可这转身的功夫,目光便落在了年轻鲜活的宫女身上。
说到底,不过是见色起意,贪图新鲜罢了。
这深宫里的宠爱,当真如镜花水月,转瞬即逝,凉薄至此!
青樱搭在小腹上的手不自觉地收紧,指尖微微陷入柔软的衣料。
她面上努力维持着平静端庄的笑意,眼底深处却已是一片冰冷和自嘲。
突然,青樱的心里满是思索。
不知道海兰愿不愿意成为皇上的女人呢?
若是愿意,她就助她一臂之力,若是不愿意,她也可以保她一生荣华富贵。
青樱看向海兰的眼里多了一丝笑容。
——
青樱斜倚在一张铺着锦缎软垫的躺椅上,小腹已微微隆起,她的目光温和地落在不远处端坐的海兰身上。
海兰正全神贯注于手中的绣绷,一针一线,细致入微,仿佛要将所有的心事都缝进那件即将完工的婴孩小衣里。
室内静谧,只有丝线穿过锦缎的细微声响。
良久,青樱的声音打破了这份宁静,她的语调依旧柔和,却带着一种不容错辨的探究:
“海兰。”
海兰指尖的动作瞬间停滞,立刻恭敬地抬起头:“娘娘?”
青樱的目光在她脸上逡巡片刻,那双秋水般的眼眸深处,似乎藏着些难以言喻的情绪。
她缓缓开口,声音轻得像一片羽毛落下,却又重得让海兰心头一颤:
“你可想成为皇上的女人?”
话音未落,海兰的脸色“唰”地变得惨白,仿佛被最尖锐的冰锥刺穿了心脏。
她几乎是弹跳起来,膝盖重重砸在金砖地上,“扑通”一声闷响,震得案几上的茶盏都轻轻晃动。

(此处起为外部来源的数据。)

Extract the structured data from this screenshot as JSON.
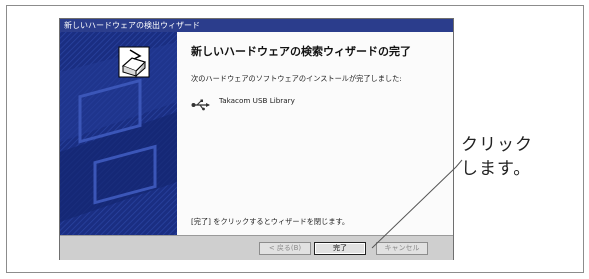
{
  "dialog": {
    "title": "新しいハードウェアの検出ウィザード",
    "heading": "新しいハードウェアの検索ウィザードの完了",
    "message": "次のハードウェアのソフトウェアのインストールが完了しました:",
    "device_name": "Takacom USB Library",
    "close_note": "[完了] をクリックするとウィザードを閉じます。",
    "buttons": {
      "back": "< 戻る(B)",
      "finish": "完了",
      "cancel": "キャンセル"
    }
  },
  "callout": {
    "line1": "クリック",
    "line2": "します。"
  },
  "icons": [
    "wizard-box-icon",
    "usb-icon"
  ]
}
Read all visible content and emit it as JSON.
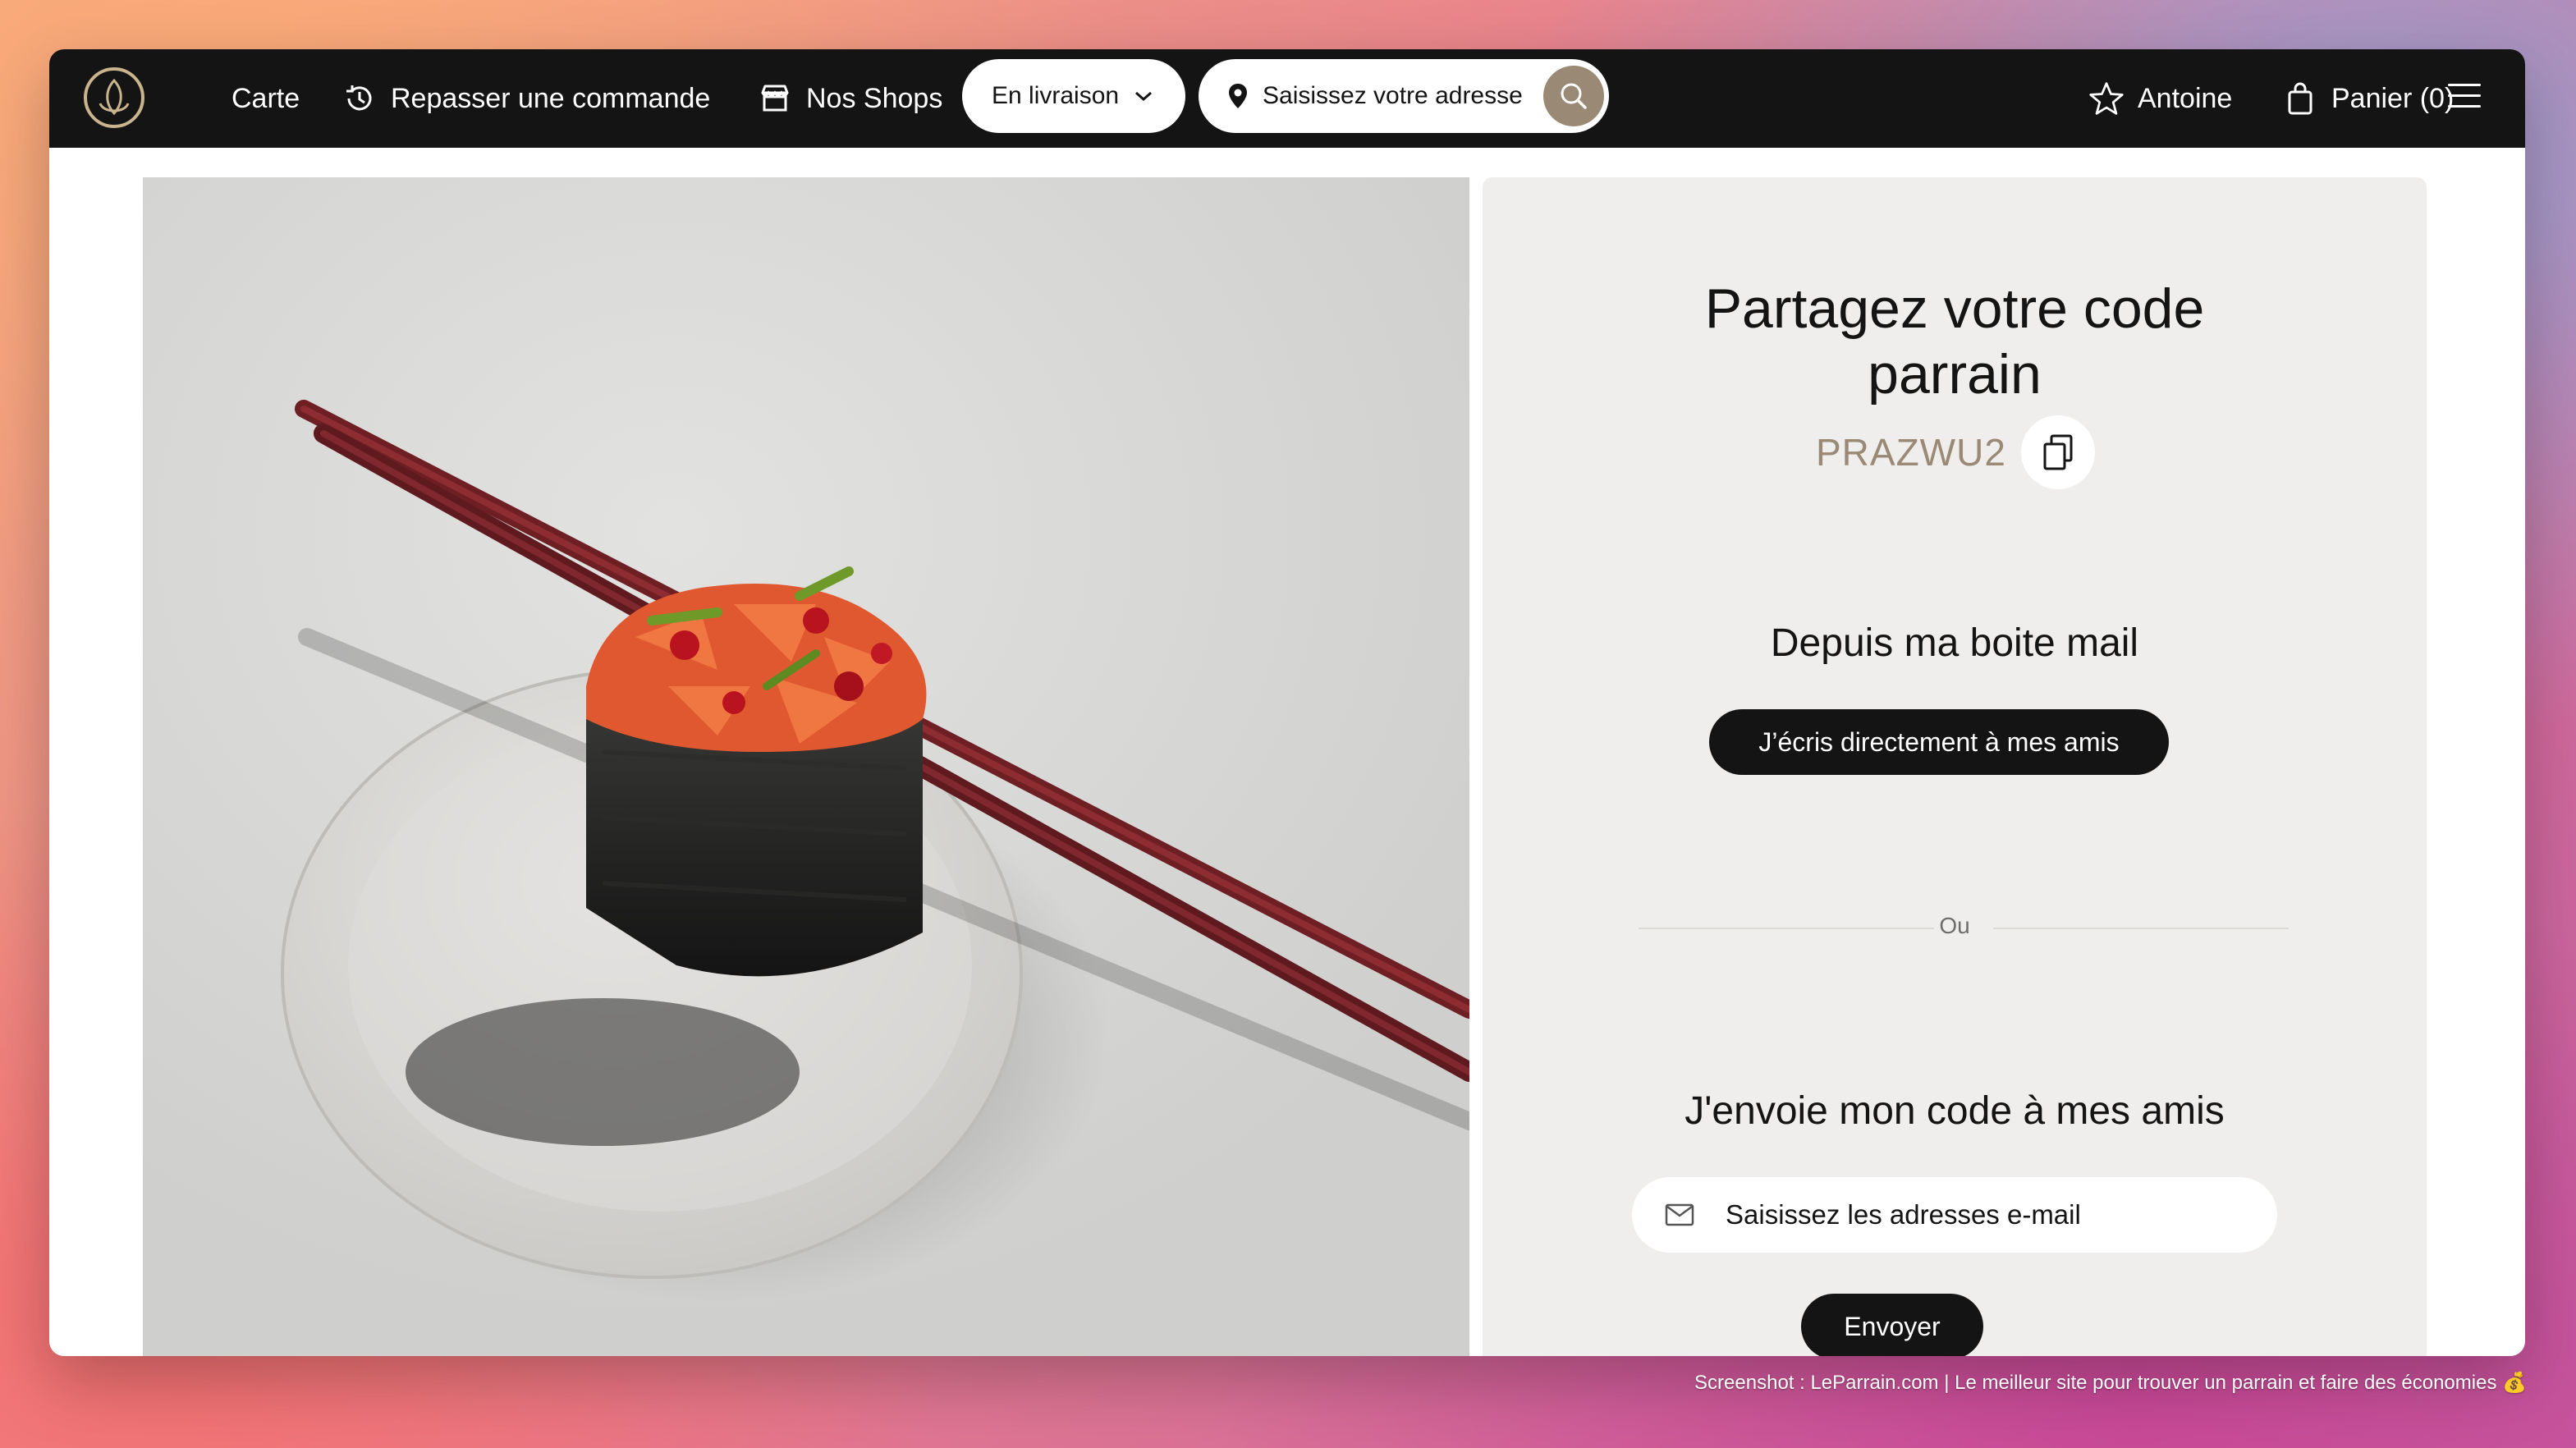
{
  "nav": {
    "carte": "Carte",
    "reorder": "Repasser une commande",
    "shops": "Nos Shops",
    "delivery_mode": "En livraison",
    "address_placeholder": "Saisissez votre adresse",
    "user": "Antoine",
    "cart": "Panier (0)"
  },
  "icons": {
    "logo": "brand-logo-icon",
    "reorder": "clock-history-icon",
    "shops": "store-icon",
    "chevron": "chevron-down-icon",
    "pin": "location-pin-icon",
    "search": "search-icon",
    "user": "star-icon",
    "cart": "shopping-bag-icon",
    "menu": "hamburger-menu-icon",
    "copy": "copy-icon",
    "mail": "mail-icon"
  },
  "referral": {
    "title_line1": "Partagez votre code",
    "title_line2": "parrain",
    "code": "PRAZWU2",
    "mail_section_title": "Depuis ma boite mail",
    "mail_button": "J’écris directement à mes amis",
    "separator": "Ou",
    "send_section_title": "J'envoie mon code à mes amis",
    "email_placeholder": "Saisissez les adresses e-mail",
    "send_button": "Envoyer"
  },
  "footer": {
    "note": "Screenshot : LeParrain.com | Le meilleur site pour trouver un parrain et faire des économies 💰"
  },
  "colors": {
    "nav_bg": "#141414",
    "accent_gold": "#9a8a75",
    "panel_bg": "#efeeec"
  }
}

“娘娘!奴婢,奴婢万死也不敢存此等大逆不道的心思啊!”
海兰的声音带着剧烈的颤抖,眼泪如同断了线的珠子,汹涌地滚落下来,瞬间打湿了衣襟前的布料。
她伏在地上,身体抖得如同风中的落叶,巨大的恐惧和委屈将她淹没,
“奴婢对天发誓,此生此世,唯愿尽心侍奉娘娘,绝无半点非分之想!
求娘娘明鉴!求娘娘明鉴!”
她语无伦次,只能一遍遍重复着誓言。
青樱看着她瞬间崩溃的模样,眼底深处飞快地掠过一丝复杂难言的心疼,还有一丝难以察觉的释然?
她微微叹了口气,声音放得更柔,带着安抚:
“快起来。地上凉,别跪着了。” 她示意旁边的宫女,
“扶海兰姑娘起来。”
宫女连忙上前搀扶。海兰勉强站起,双腿仍在发软,脸上泪痕交错,不敢再看青樱。
“好了,别哭了。”青樱的声音恢复了惯常的温和,
“本宫不过随口一问。你下去歇着吧,眼睛都哭肿了。”
“奴婢,奴婢遵旨。”海兰的声音带着浓重的鼻音,她深深福了一礼,几乎是踉跄着退出了暖阁。
直到厚重的门帘在身后落下,隔绝了内室的景象,她才靠在冰冷的廊柱上,长长地、颤抖地吁出一口气,仿佛刚刚从鬼门关前走了一遭。
皇贵妃娘娘是对她最好的人了,给她庇护,给她尊严。
她怎么可能?怎么敢?又怎么忍心去觊觎娘娘视若珍宝的圣宠?
那简直是忘恩负义,天理不容!
可娘娘方才那试探的一问,却像一根冰冷的针,扎进了她心底最隐秘的角落,让她惶恐不安到了极点。
她失魂落魄地回到自己那间小小的、陈设简单的偏房,心绪如同乱麻。
娘娘会不会就此疏远她?会不会再也不信任她?会不会觉得她是个潜在的威胁?
她坐在冰冷的炕沿上,双手紧紧绞着帕子,只觉得一颗心沉甸甸地往下坠,被巨大的忐忑和不安攫住。
就在此时,房门“吱呀”一声被推开,一个身影悄无声息地闪了进来,反手又将门轻轻掩上。是阿箬。
她脸上带着一种洞悉一切、又刻意为之的热切。
“阿箬姑娘!”海兰如同惊弓之鸟,慌忙站起来,声音还带着未消的哭腔。
阿箬几步走到她面前,眼神锐利地扫过她红肿的眼睛,压低了声音,开门见山,语气带着不容置疑的紧迫感:
“海兰,方才在娘娘跟前,吓坏了吧?我正是为这事来的。”
她拉着海兰冰凉的手,让她重新坐下,自己也挨着她坐了。
“阿箬姑娘,我…”海兰想解释,却被阿箬截断。